Three Ardoyne families are taking the unprecedented step today of going to the high court to seek a judicial review into the validity of the inquest into the controversial SAS and RUC killings of their loved ones.
The families of IRA men Jackie Mailey, James Mulvenna and Denis ’Dinny’ Brown have launched a test case in the high court in Belfast. Justice Kerr will hear the application for leave to apply for judicial review – the first stage of the proceedings – this morning.
The families are asking the court to quash the inquest into the three men’s deaths, which took place in 1980, and to order a fresh inquest.
Angela Richie from solicitors Madden and Finucane said the reason was that vital papers concerning the killings at the Ballysillan Post Office telecommunications depot were not submitted at the original inquest.
“The families are asking the Court to order that the Chief Constable of the PSNI now provide the Coroner with all material which is in the possession of the police, but which had been withheld from the coroner at the time he held the original inquest,” she said.

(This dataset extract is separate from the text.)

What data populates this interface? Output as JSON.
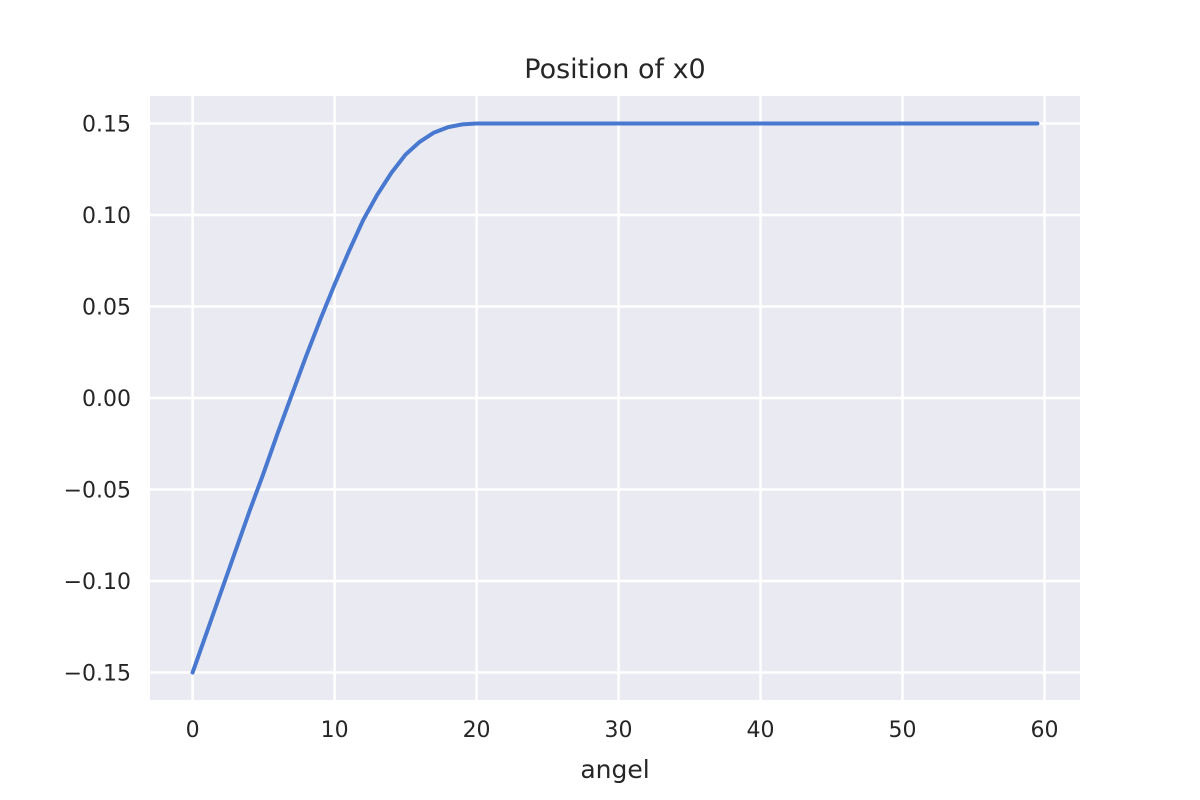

Ms Richie said it had been established in the cases of Pearse Jordan – shot by the RUC in 1992 – and Peter Thompson – shot dead by the British army in 1990 – that the RUC were “spoon-feeding” the coroner selected information.
“We now know, from the inquests which are ongoing for the Jordan and Thompson families, that when the RUC was providing coroners with evidence and material which the Coroners required to conduct the inquests, that the RUC decided themselves what evidence was relevant and what should be provided to the Coroner.”